We're baking an awful lot of bread 
Anna's here! She had been hunkered down in Tunisia for about two weeks, teleworking from her cute little apartment, but suddenly the Embassy offered repatriation flights with a now-or-never warning, and she decided she couldn't go 3 or 4 (or 5!) months without talking to someone, anyone, in person.

She might be regretting that decision at this point, I don't know. It's hard to be an independent adult and suddenly find yourself living in your parents' basement. She's handling it pretty well, though, I'll give her that.

Theo is teleworking and isolating in his own apartment. But first he spent two weeks teaching people at his office how to use their laptops to telework from their homes, which means he was in close physical contact with well over 200 people just as we started being told to STAY AWAY FROM PEOPLE.

So we told him we'd see him at Easter. Maybe. It feels odd telling your own (grown) kid to stay away. This all still seems like a weird dream, doesn't it?

Also, he's apparently got the patience of a saint. These people he was helping were all my age or older and very confused about the teleworking thing. One guy took his laptop home and didn't understand why it didn't work the way it did at the office. It didn't work at all, actually. Because he didn't know he had to connect it to a wifi network in his house.

There were a lot of stories like that, and I loved them all, because these people made me look like an honest-to-goodness tech genius by comparison.

Cooking a lot of dinner, too

I've made 3 batches of chicken soup. I figure we need to have it on hand in case anyone gets sick, because that will be the cure.

Humor me, okay?

But no one we know around here is sick yet, so there's this eerie feeling of waiting that reminds me of when I was 4 years old and my friend and I ate the ENTIRE bottle of chewable vitamins, so her mother (after she recovered from the near heart attack we had just given her) dumped ipecac down both our throats and sat us on the edge of the tub, where we waited to throw up.

It feels like that.

We've gone biking to our favorite sandwich shop and bought sandwiches there, even if people did breathe on them as they put them together. We decided (maybe stupidly) that it was worth the risk. I mean, they are REALLY GOOD sandwiches. We walk miles every day, because we have to get out of the house and we definitely need exercise. To counteract that daily homemade bread and butter...

3 weeks ago, I thought I would go nuts not being able to go anywhere or see any of my friends, but it turns out I really don't care.

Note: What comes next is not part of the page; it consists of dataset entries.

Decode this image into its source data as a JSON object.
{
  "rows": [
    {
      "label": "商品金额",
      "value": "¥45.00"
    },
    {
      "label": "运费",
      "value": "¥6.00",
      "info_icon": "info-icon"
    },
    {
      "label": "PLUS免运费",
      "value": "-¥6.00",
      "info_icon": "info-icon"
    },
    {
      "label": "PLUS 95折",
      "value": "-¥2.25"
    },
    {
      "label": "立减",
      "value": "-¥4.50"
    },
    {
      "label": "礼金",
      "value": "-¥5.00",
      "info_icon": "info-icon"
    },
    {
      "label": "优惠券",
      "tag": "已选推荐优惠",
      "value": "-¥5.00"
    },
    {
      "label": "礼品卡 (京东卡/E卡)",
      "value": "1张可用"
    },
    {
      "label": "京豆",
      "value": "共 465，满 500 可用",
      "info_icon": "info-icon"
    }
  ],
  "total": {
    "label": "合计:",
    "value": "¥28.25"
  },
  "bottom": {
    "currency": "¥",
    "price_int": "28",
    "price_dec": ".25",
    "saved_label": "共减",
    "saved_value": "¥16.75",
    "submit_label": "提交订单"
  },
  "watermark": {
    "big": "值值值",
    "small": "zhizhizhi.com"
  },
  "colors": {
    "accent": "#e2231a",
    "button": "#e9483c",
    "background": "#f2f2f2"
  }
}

It's just not fun going out anymore. Inside the house, I can pretend things are sort of normal. I mean, except for that Lysol wipes thing...

Going out, though, it really hits you - NOT normal. The masks (yes, I have one), the 6-foot distance rule, the uneasiness at the grocery store. It just feels better to stay home and chew on slabs of buttered, yeasty goodness, you know?

I feel guilty making jokes right now, because this virus is affecting people I know, as is probably true for anyone reading this. This all feels like an ugly, slow-motion roll of horror that you know is heading toward everyone you know, but the only way to stay somewhat sane is to keep living your life as if everything is normal (plus, uh, those Lysol wipes). Even though it's most emphatically NOT normal. Not at all.

Hence, homemade bread. Chicken soup. A few tepid jokes. That's all I've got right now, and it really isn't enough. It's all just a little tiny fan trying to blow away that tornado. I'm sorry.